Maka, Saksi-Saksi Yehuwa mengajukan dua permohonan kepada ECHR pada tahun 2010 dan 2012. Mereka meminta Mahkamah itu untuk memeriksa apakah Turki telah melanggar Konvensi Eropa Mengenai Hak Asasi Manusia. Sesuai dengan keputusan-keputusan mereka sebelumnya, ECHR menekankan pentingnya peraturan tata ruang yang mengizinkan kelompok agama minoritas untuk memiliki tempat ibadah yang resmi.

ECHR mengakui bahwa ”kelompok agama yang kecil seperti Saksi Yehuwa akan mengalami kesulitan dalam memenuhi kriteria yang dibutuhkan untuk memiliki tempat yang layak agar bisa melakukan kegiatan ibadah mereka”. ECHR menyimpulkan, ”Pengadilan setempat tidak mempertimbangkan kebutuhan kelompok agama yang jemaatnya tidak banyak. . . . Karena jumlah jemaat mereka sedikit, Saksi-Saksi Yehuwa tidak membutuhkan bangunan dengan rancangan tertentu. Mereka hanya butuh ruangan sederhana untuk beribadah, berkumpul, dan mengajarkan kepercayaan mereka.”

Keputusan itu menegaskan bahwa Turki telah menghalangi kegiatan ibadah Saksi-Saksi Yehuwa karena tidak mau mengakui Balai Kerajaan mereka sebagai ”tempat ibadah”. Ahmet Yorulmaz, presiden Asosiasi Pendukung Saksi-Saksi Yehuwa di Turki, berkata, ”Kami sangat senang dengan keputusan ECHR ini. Kami berharap pemerintah Turki akan mengakui Balai-Balai Kerajaan kami sebagai tempat ibadah dan akan meminta kalangan berwenang kota madya untuk menerapkan peraturan tata ruang sehingga kami bisa mendapatkan tempat ibadah di masa depan. Jika Turki menjalankan keputusan ini, itu berarti mereka mengambil langkah positif lain untuk melindungi sepenuhnya kebebasan beragama.”

Akankah Turki Menghapus Diskriminasi Agama?

Status hukum Saksi-Saksi Yehuwa di Turki sudah semakin membaik selama satu dekade belakangan ini. Pada tahun 2007, kalangan berwenang Turki mendaftarkan kelompok keagamaan Saksi-Saksi Yehuwa. b Sebelumnya, mereka telah menolak pendaftaran itu selama lebih dari 70 tahun.

Saksi-Saksi Yehuwa bersyukur bahwa Turki telah mengambil langkah-langkah guna memastikan warganya memiliki kebebasan beragama.
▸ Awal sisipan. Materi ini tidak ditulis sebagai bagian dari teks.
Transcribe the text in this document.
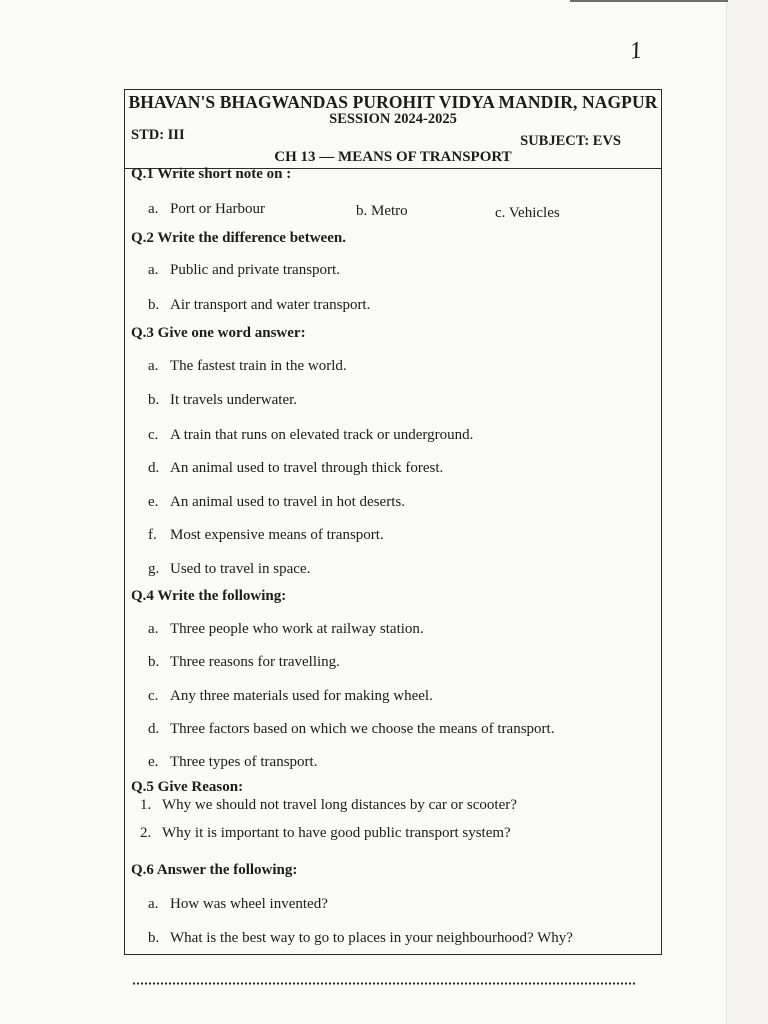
1
BHAVAN'S BHAGWANDAS PUROHIT VIDYA MANDIR, NAGPUR
SESSION 2024-2025
STD: III	SUBJECT: EVS
CH 13 — MEANS OF TRANSPORT
Q.1 Write short note on :
a. Port or Harbour	b. Metro	c. Vehicles
Q.2 Write the difference between.
a. Public and private transport.
b. Air transport and water transport.
Q.3 Give one word answer:
a. The fastest train in the world.
b. It travels underwater.
c. A train that runs on elevated track or underground.
d. An animal used to travel through thick forest.
e. An animal used to travel in hot deserts.
f. Most expensive means of transport.
g. Used to travel in space.
Q.4 Write the following:
a. Three people who work at railway station.
b. Three reasons for travelling.
c. Any three materials used for making wheel.
d. Three factors based on which we choose the means of transport.
e. Three types of transport.
Q.5 Give Reason:
1. Why we should not travel long distances by car or scooter?
2. Why it is important to have good public transport system?
Q.6 Answer the following:
a. How was wheel invented?
b. What is the best way to go to places in your neighbourhood? Why?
Mereka berharap agar keputusan ECHR baru-baru ini membuat pemerintah Turki tergerak untuk menjunjung hak kebebasan beragama, yang dijamin oleh Undang-Undang Dasar Turki dan hukum internasional. Para Saksi sangat berharap pemerintah Turki akan menjalankan keputusan ECHR dengan mengakui ke-25 Balai Kerajaan mereka sebagai ”tempat ibadah” dan mengizinkan mereka mendirikan tempat ibadah di masa depan.

a Pasal 9 berisi hak ”kebebasan berpendapat, berhati nurani, dan beragama”.

b Asosiasi Pendukung Saksi-Saksi Yehuwa di Turki dibentuk pada tanggal 31 Juli 2007.